With the opener tonight, that's the message Parrots coach Bruce Ramsay is conveying to his team, and any ACHL opponents.

By BRANT JAMES, Times Staff Writer

© St. Petersburg Times, published October 18, 2002


With the opener tonight, that's the message Parrots coach Bruce Ramsay is conveying to his team, and any ACHL opponents.

Two themes crystallize into Bruce Ramsay's vision for the St. Pete Parrots: play with aggression; defend the castle.

If either objective involves dropping the gloves, so be it.

The Parrots who play their first Atlantic Coast Hockey League game at 7:30 tonight in Macon, Ga., are an amalgam of Ramsay's style as a minor-league tough guy for 11 seasons, and the teams on which the coach/general manager won four championships.

"Over the years," he said, "my successful teams had a mix of everything. We were always one of the toughest teams in the league, but we also had one of the top scorers, good defense, and we worked together."

Assistant coach/left wing John Gurskis, 26, who averaged 21.5 goals and 22 assists the past two seasons with Wichita (CHL) is the team's most proven professional scoring threat.

Expect the team to enact one of Ramsay's primary tenets when it plays its first two home games, against Jacksonville on Saturday and Knoxville on Sunday at the Times Arena at Bayfront Center. Both begin at 7:30.

"When they come to our house, that's our home," he said. "Someone comes to your home and tries to steal points off you, what do you do? Someone tries to come to my home and steal my baby, they're not leaving my house. That's the kind of attitude we have to have here."
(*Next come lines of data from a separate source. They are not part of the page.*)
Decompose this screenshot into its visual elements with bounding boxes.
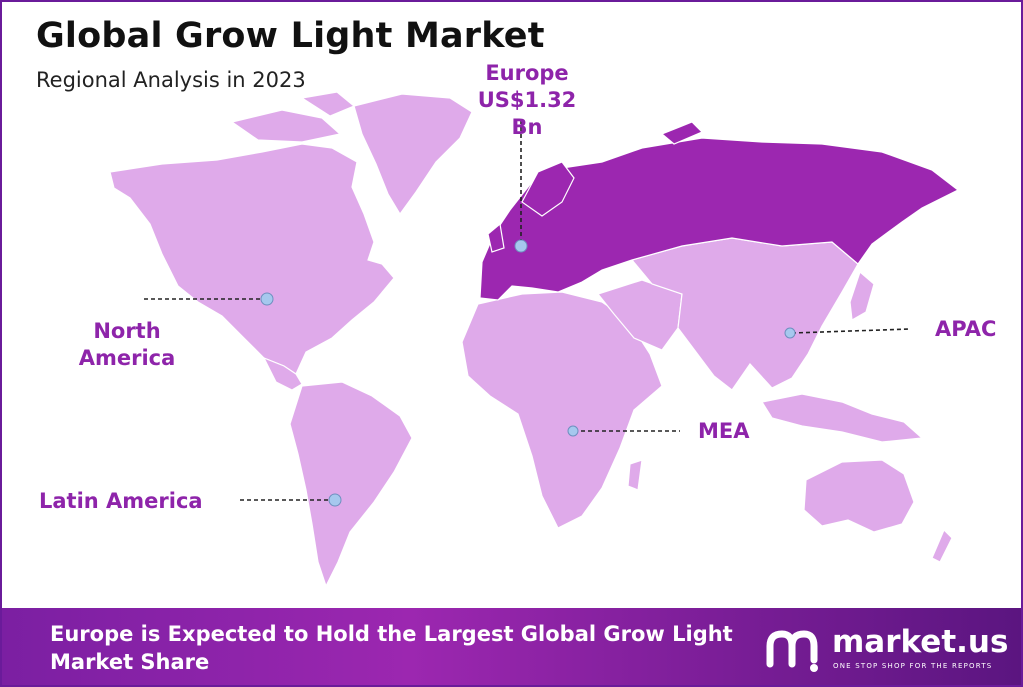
arctic-islands-east — [300, 91, 356, 117]
greenland-landmass — [353, 93, 473, 216]
logo-tagline: ONE STOP SHOP FOR THE REPORTS — [833, 662, 993, 670]
logo-name: market.us — [832, 624, 1009, 660]
north-america-name-line1: North — [93, 319, 161, 343]
europe-name: Europe — [485, 61, 569, 85]
market-us-logo-icon — [766, 630, 818, 672]
novaya-zemlya-highlighted — [660, 121, 704, 145]
north-america-name-line2: America — [78, 346, 176, 370]
market-us-logo: market.us ONE STOP SHOP FOR THE REPORTS — [762, 624, 1012, 674]
mea-marker — [567, 425, 579, 437]
latin-america-marker — [328, 493, 342, 507]
north-america-marker — [260, 292, 274, 306]
central-america-landmass — [262, 356, 303, 391]
uk-highlighted — [487, 222, 505, 253]
africa-landmass — [461, 291, 663, 529]
north-america-landmass — [109, 143, 395, 375]
arctic-islands — [230, 109, 342, 143]
latin-america-label: Latin America — [39, 489, 203, 513]
southeast-asia-islands — [761, 393, 924, 443]
footer-headline: Europe is Expected to Hold the Largest G… — [50, 622, 733, 674]
madagascar-landmass — [627, 459, 643, 491]
scandinavia-highlighted — [521, 161, 575, 217]
new-zealand-landmass — [931, 528, 953, 563]
page-title: Global Grow Light Market — [36, 16, 545, 56]
japan-landmass — [849, 270, 875, 321]
europe-label: Europe US$1.32 Bn — [472, 60, 582, 141]
page-subtitle: Regional Analysis in 2023 — [36, 68, 306, 92]
mea-label: MEA — [698, 419, 750, 443]
apac-marker — [784, 327, 796, 339]
europe-marker — [514, 239, 528, 253]
north-america-label: North America — [62, 318, 192, 372]
south-america-landmass — [289, 381, 413, 588]
world-map — [109, 91, 960, 588]
apac-label: APAC — [935, 317, 997, 341]
europe-value: US$1.32 Bn — [477, 88, 577, 139]
middle-east-landmass — [596, 279, 683, 351]
apac-leader-line — [791, 328, 911, 334]
footer-banner: Europe is Expected to Hold the Largest G… — [2, 608, 1021, 685]
australia-landmass — [803, 459, 915, 533]
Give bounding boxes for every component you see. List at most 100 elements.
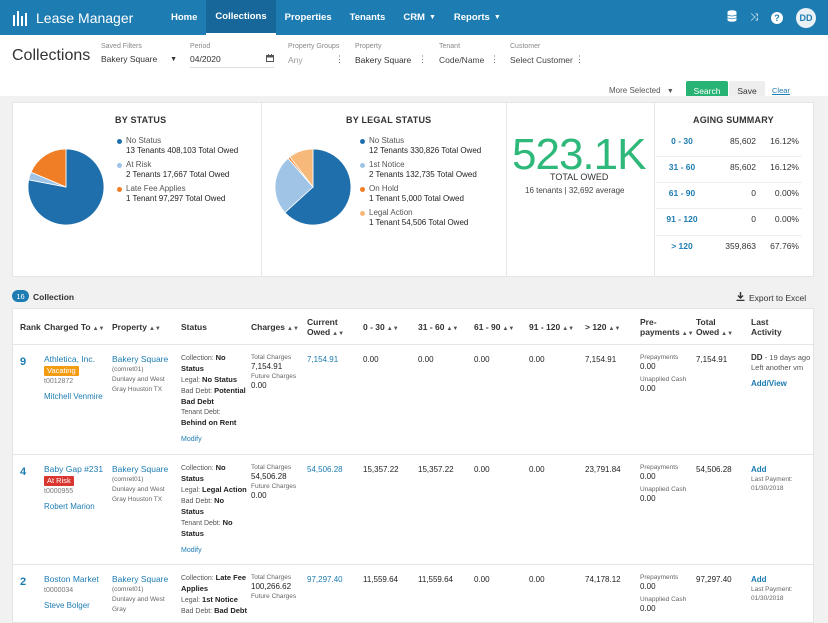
pie-slice-legal-action[interactable] <box>289 148 314 189</box>
property-field[interactable]: Property Bakery Square ⋮ <box>355 43 427 68</box>
property-link[interactable]: Bakery Square <box>112 464 169 474</box>
chevron-down-icon: ▼ <box>170 55 177 63</box>
future-charges: 0.00 <box>251 491 267 500</box>
contact-link[interactable]: Robert Marion <box>44 502 95 511</box>
contact-link[interactable]: Steve Bolger <box>44 601 90 610</box>
col-charged-to[interactable]: Charged To ▲▼ <box>44 322 104 334</box>
last-payment: Last Payment: 01/30/2018 <box>751 476 793 492</box>
bad-debt-status: Bad Debt <box>214 606 247 615</box>
period-field[interactable]: Period 04/2020 <box>190 43 274 68</box>
export-excel-button[interactable]: Export to Excel <box>736 292 806 303</box>
aging-range-link[interactable]: > 120 <box>671 240 693 251</box>
col-status[interactable]: Status <box>181 322 207 332</box>
shuffle-icon[interactable]: ⤨ <box>750 12 758 23</box>
database-icon[interactable] <box>727 10 737 25</box>
aging-range-link[interactable]: 91 - 120 <box>666 213 698 224</box>
charges-cell: Total Charges 54,506.28 Future Charges 0.00 <box>251 463 307 501</box>
property-link[interactable]: Bakery Square <box>112 574 169 584</box>
col-property[interactable]: Property ▲▼ <box>112 322 161 334</box>
current-owed-link[interactable]: 97,297.40 <box>307 575 343 584</box>
nav-collections[interactable]: Collections <box>206 0 276 35</box>
aging-91-120: 0.00 <box>529 465 545 474</box>
add-link[interactable]: Add <box>751 465 767 474</box>
nav-tenants[interactable]: Tenants <box>349 12 386 23</box>
nav-home[interactable]: Home <box>171 12 198 23</box>
col-current-owed[interactable]: Current Owed ▲▼ <box>307 317 351 339</box>
pie-slice-no-status[interactable] <box>284 148 352 226</box>
property-cell: Bakery Square (comret01) Dunlavy and Wes… <box>112 574 174 615</box>
col-last-activity[interactable]: Last Activity <box>751 317 801 337</box>
legend-item: 1st Notice 2 Tenants 132,735 Total Owed <box>360 160 481 180</box>
property-value: Bakery Square <box>355 54 412 65</box>
sort-icon: ▲▼ <box>446 326 459 332</box>
col-31-60-label: 31 - 60 <box>418 322 445 332</box>
col-rank[interactable]: Rank <box>20 322 41 332</box>
tenant-field[interactable]: Tenant Code/Name ⋮ <box>439 43 499 68</box>
tenant-name-link[interactable]: Baby Gap #231 <box>44 464 104 474</box>
tenant-name-link[interactable]: Athletica, Inc. <box>44 354 96 364</box>
last-activity-cell: DD - 19 days ago Left another vm Add/Vie… <box>751 353 813 389</box>
sort-icon: ▲▼ <box>92 326 105 332</box>
modify-link[interactable]: Modify <box>181 547 202 554</box>
customer-input[interactable]: Select Customer <box>510 54 573 65</box>
current-owed-link[interactable]: 54,506.28 <box>307 465 343 474</box>
add-link[interactable]: Add <box>751 575 767 584</box>
aging-0-30: 0.00 <box>363 355 379 364</box>
total-owed-value: 523.1K <box>512 130 646 179</box>
aging-amount: 359,863 <box>725 240 756 251</box>
pie-slice-1st-notice[interactable] <box>274 157 314 214</box>
rank-value: 4 <box>20 466 27 478</box>
app-logo[interactable]: Lease Manager <box>12 10 162 26</box>
calendar-icon[interactable] <box>266 54 274 64</box>
col-61-90[interactable]: 61 - 90 ▲▼ <box>474 322 514 334</box>
col-31-60[interactable]: 31 - 60 ▲▼ <box>418 322 458 334</box>
col-total-owed[interactable]: Total Owed ▲▼ <box>696 317 736 339</box>
aging-row: 0 - 30 85,602 16.12% <box>656 131 802 151</box>
by-legal-legend: No Status 12 Tenants 330,826 Total Owed 1… <box>360 136 481 232</box>
property-groups-field[interactable]: Property Groups Any ⋮ <box>288 43 344 68</box>
legend-item: On Hold 1 Tenant 5,000 Total Owed <box>360 184 481 204</box>
col-0-30[interactable]: 0 - 30 ▲▼ <box>363 322 399 334</box>
aging-0-30: 15,357.22 <box>363 465 399 474</box>
saved-filters-field[interactable]: Saved Filters Bakery Square ▼ <box>101 43 177 67</box>
clear-link[interactable]: Clear <box>772 86 790 95</box>
sort-icon: ▲▼ <box>287 326 299 332</box>
col-over-120[interactable]: > 120 ▲▼ <box>585 322 620 334</box>
tenant-name-link[interactable]: Boston Market <box>44 574 99 584</box>
add-view-link[interactable]: Add/View <box>751 379 787 388</box>
legend-dot <box>117 162 122 168</box>
more-selected-label: More Selected <box>609 86 661 95</box>
total-owed: 97,297.40 <box>696 575 732 584</box>
aging-range-link[interactable]: 61 - 90 <box>668 187 696 198</box>
col-91-120[interactable]: 91 - 120 ▲▼ <box>529 322 574 334</box>
aging-range-link[interactable]: 31 - 60 <box>668 161 696 172</box>
pie-slice-late-fee-applies[interactable] <box>30 148 67 188</box>
status-badge: At Risk <box>44 476 74 486</box>
contact-link[interactable]: Mitchell Venmire <box>44 392 103 401</box>
legend-value: 12 Tenants 330,826 Total Owed <box>369 146 482 155</box>
customer-field[interactable]: Customer Select Customer ⋮ <box>510 43 584 68</box>
aging-range-link[interactable]: 0 - 30 <box>671 136 693 146</box>
property-address: Dunlavy and West Gray <box>112 596 165 613</box>
charges-cell: Total Charges 7,154.91 Future Charges 0.00 <box>251 353 307 391</box>
col-charges[interactable]: Charges ▲▼ <box>251 322 299 334</box>
avatar[interactable]: DD <box>796 7 816 28</box>
legend-label: 1st Notice <box>369 160 405 169</box>
aging-percent: 67.76% <box>770 240 799 251</box>
nav-crm[interactable]: CRM ▼ <box>394 0 445 35</box>
aging-over-120: 74,178.12 <box>585 575 621 584</box>
status-badge: Vacating <box>44 366 79 376</box>
aging-amount: 0 <box>751 213 756 224</box>
col-prepayments[interactable]: Pre- payments ▲▼ <box>640 317 694 339</box>
nav-reports[interactable]: Reports ▼ <box>445 0 510 35</box>
help-icon[interactable]: ? <box>771 11 783 24</box>
current-owed-link[interactable]: 7,154.91 <box>307 355 339 364</box>
status-cell: Collection: No Status Legal: Legal Actio… <box>181 463 247 554</box>
property-link[interactable]: Bakery Square <box>112 354 169 364</box>
legend-item: No Status 13 Tenants 408,103 Total Owed <box>117 136 238 156</box>
more-selected-dropdown[interactable]: More Selected ▼ <box>609 86 674 95</box>
tenant-input[interactable]: Code/Name <box>439 54 485 65</box>
collection-status: No Status <box>181 353 226 373</box>
modify-link[interactable]: Modify <box>181 436 202 443</box>
nav-properties[interactable]: Properties <box>284 12 332 23</box>
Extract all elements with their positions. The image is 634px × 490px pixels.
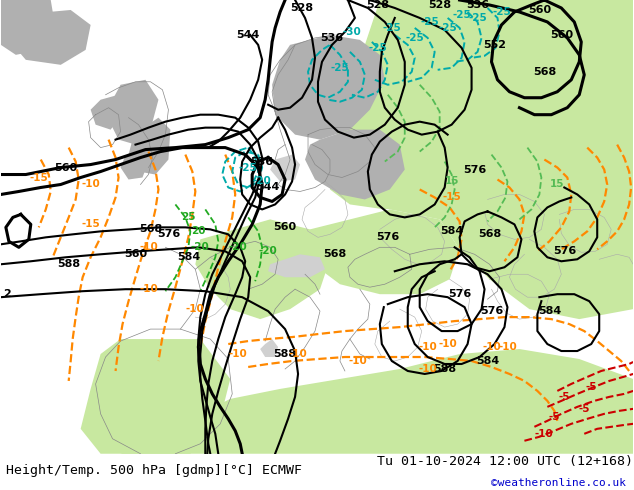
Text: 576: 576 bbox=[448, 289, 471, 299]
Text: 568: 568 bbox=[323, 249, 347, 259]
Text: -15: -15 bbox=[81, 220, 100, 229]
Text: -10: -10 bbox=[482, 342, 501, 352]
Text: 588: 588 bbox=[57, 259, 81, 270]
Text: 552: 552 bbox=[483, 40, 506, 50]
Polygon shape bbox=[110, 359, 225, 434]
Polygon shape bbox=[120, 149, 148, 179]
Text: 560: 560 bbox=[124, 249, 147, 259]
Text: -5: -5 bbox=[559, 392, 570, 402]
Text: 528: 528 bbox=[366, 0, 389, 10]
Text: -15: -15 bbox=[443, 193, 461, 202]
Text: -10: -10 bbox=[81, 179, 100, 190]
Polygon shape bbox=[108, 80, 158, 145]
Text: -30: -30 bbox=[342, 27, 361, 37]
Polygon shape bbox=[120, 349, 633, 454]
Text: -5: -5 bbox=[585, 382, 597, 392]
Text: -25: -25 bbox=[330, 63, 349, 73]
Polygon shape bbox=[129, 118, 171, 174]
Text: Tu 01-10-2024 12:00 UTC (12+168): Tu 01-10-2024 12:00 UTC (12+168) bbox=[377, 455, 633, 468]
Text: -20: -20 bbox=[191, 243, 210, 252]
Polygon shape bbox=[270, 154, 300, 181]
Text: -25: -25 bbox=[468, 13, 487, 23]
Text: 536: 536 bbox=[466, 0, 489, 10]
Text: 15: 15 bbox=[550, 179, 565, 190]
Text: 544: 544 bbox=[256, 182, 280, 193]
Text: -10: -10 bbox=[418, 342, 437, 352]
Text: ©weatheronline.co.uk: ©weatheronline.co.uk bbox=[491, 478, 626, 489]
Polygon shape bbox=[272, 35, 385, 140]
Text: 576: 576 bbox=[376, 232, 399, 243]
Polygon shape bbox=[330, 0, 633, 319]
Text: -25: -25 bbox=[420, 17, 439, 27]
Text: -5: -5 bbox=[578, 404, 590, 414]
Text: 20: 20 bbox=[191, 226, 205, 236]
Text: 568: 568 bbox=[533, 67, 556, 77]
Text: 588: 588 bbox=[273, 349, 297, 359]
Text: 544: 544 bbox=[236, 30, 260, 40]
Text: 584: 584 bbox=[538, 306, 561, 316]
Text: Height/Temp. 500 hPa [gdmp][°C] ECMWF: Height/Temp. 500 hPa [gdmp][°C] ECMWF bbox=[6, 464, 302, 477]
Text: 584: 584 bbox=[440, 226, 463, 236]
Text: 25: 25 bbox=[181, 212, 196, 222]
Text: 528: 528 bbox=[290, 3, 314, 13]
Polygon shape bbox=[1, 0, 56, 55]
Text: 576: 576 bbox=[553, 246, 576, 256]
Text: 536: 536 bbox=[250, 156, 274, 167]
Text: -10: -10 bbox=[288, 349, 307, 359]
Text: -10: -10 bbox=[349, 356, 367, 366]
Text: 576: 576 bbox=[157, 229, 180, 239]
Polygon shape bbox=[268, 254, 325, 277]
Text: 528: 528 bbox=[428, 0, 451, 10]
Text: -20: -20 bbox=[253, 176, 271, 187]
Text: -25: -25 bbox=[382, 23, 401, 33]
Polygon shape bbox=[81, 339, 230, 454]
Text: 568: 568 bbox=[478, 229, 501, 239]
Text: 560: 560 bbox=[54, 163, 77, 172]
Text: 2: 2 bbox=[3, 289, 11, 299]
Text: -25: -25 bbox=[452, 10, 471, 20]
Polygon shape bbox=[330, 154, 439, 209]
Text: -25: -25 bbox=[492, 7, 511, 17]
Text: -10: -10 bbox=[229, 349, 248, 359]
Text: -10: -10 bbox=[535, 429, 553, 439]
Text: -10: -10 bbox=[139, 243, 158, 252]
Text: -25: -25 bbox=[438, 23, 457, 33]
Text: -15: -15 bbox=[29, 172, 48, 182]
Text: -10: -10 bbox=[186, 304, 205, 314]
Text: -5: -5 bbox=[548, 412, 560, 422]
Text: -20: -20 bbox=[259, 246, 278, 256]
Text: -10: -10 bbox=[139, 284, 158, 294]
Polygon shape bbox=[195, 220, 330, 319]
Text: 560: 560 bbox=[550, 30, 573, 40]
Polygon shape bbox=[9, 10, 91, 65]
Text: 584: 584 bbox=[177, 252, 200, 262]
Text: 568: 568 bbox=[139, 224, 162, 234]
Polygon shape bbox=[260, 339, 278, 357]
Text: 15: 15 bbox=[444, 176, 459, 187]
Text: -20: -20 bbox=[229, 243, 248, 252]
Text: -25: -25 bbox=[239, 163, 257, 172]
Polygon shape bbox=[91, 95, 122, 130]
Text: 560: 560 bbox=[273, 222, 297, 232]
Polygon shape bbox=[310, 209, 460, 294]
Text: -10: -10 bbox=[498, 342, 517, 352]
Text: 584: 584 bbox=[476, 356, 499, 366]
Text: 588: 588 bbox=[433, 364, 456, 374]
Text: 560: 560 bbox=[528, 5, 551, 15]
Polygon shape bbox=[305, 130, 404, 199]
Text: 576: 576 bbox=[463, 165, 486, 174]
Text: 576: 576 bbox=[480, 306, 503, 316]
Text: -10: -10 bbox=[418, 364, 437, 374]
Text: -25: -25 bbox=[405, 33, 424, 43]
Text: -10: -10 bbox=[438, 339, 457, 349]
Text: 536: 536 bbox=[320, 33, 344, 43]
Text: -25: -25 bbox=[368, 43, 387, 53]
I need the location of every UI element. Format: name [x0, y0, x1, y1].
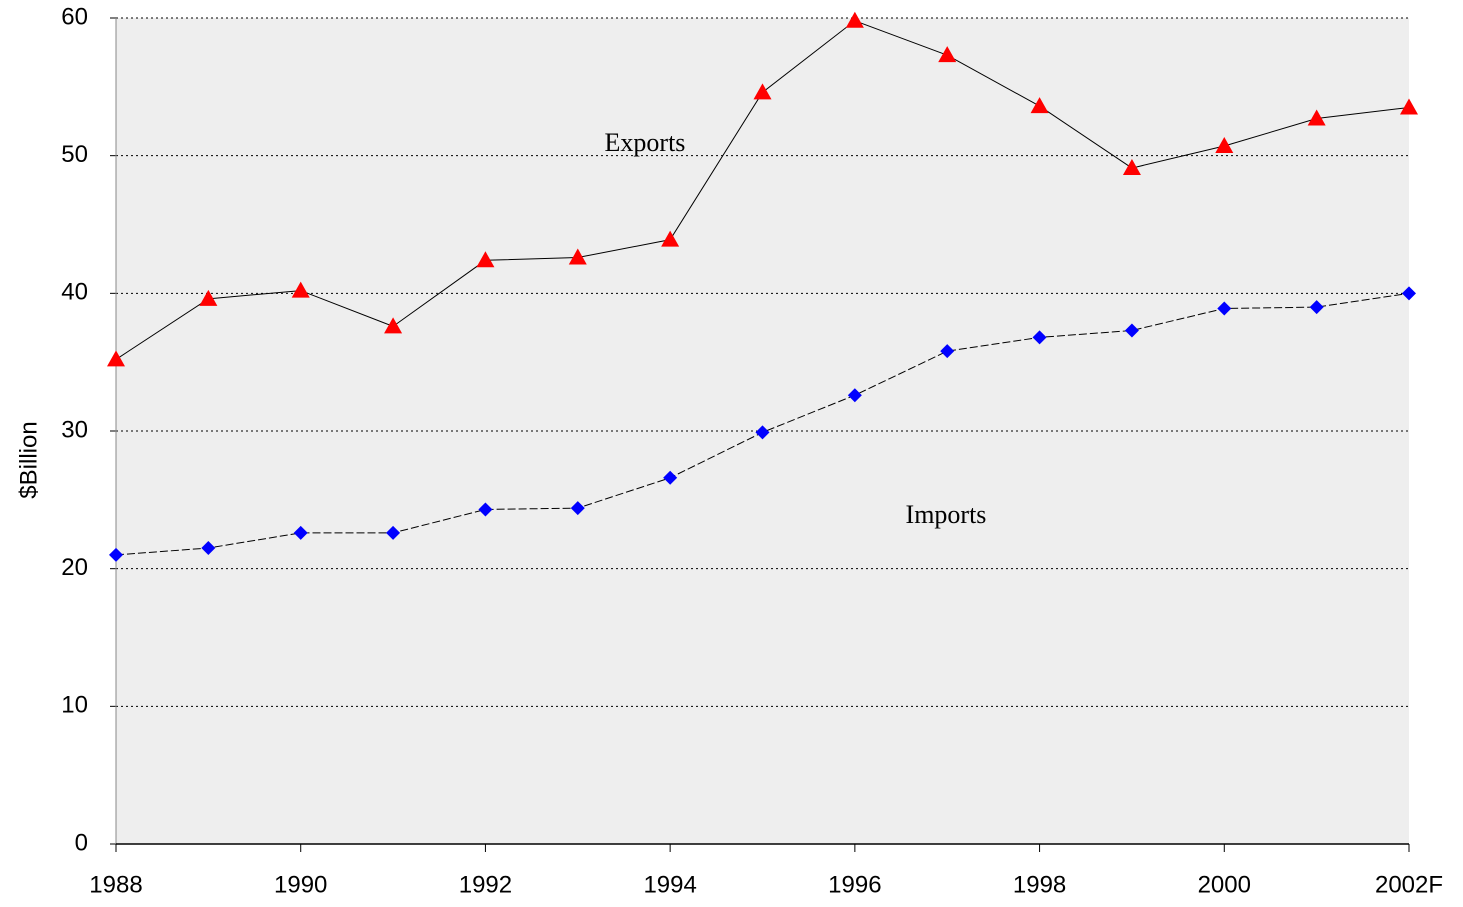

ACHL teams of young, often untested pros will play with 16-man rosters that likely will change often. The $400-per-week player contracts are voidable at any time by management. Ramsay said he would not keep a player from signing to play in a more advanced league, such as the ECHL, but estimated only three or four of his players would advance as far as the AHL.

Wariness surrounds the latest professional sports venture at the Bayfront Center, but the Parrots, like the ACHL itself, seem to have a more firm foundation than failed basketball and roller-hockey teams that have played there. This incarnation of the ACHL was created by ECHL co-founder and Parrots owner Bill Coffey. Ramsay has brought in Gary Cook, a veteran minor-league personnel director who won a title with Ramsay at Thunder Bay in 1994-95, to evaluate players. Ramsay also signed six former teammates to his roster, including Gurskis, wing Jon Austin and defenseman Andrew Dickson.

"My greatest thrill here would be to have people move up, because that looks good for all of us," Ramsay said. "The thing is, you have to do something to get noticed. If you're a scorer, score. If you're a hitter, hit. If you're a fighter, fight."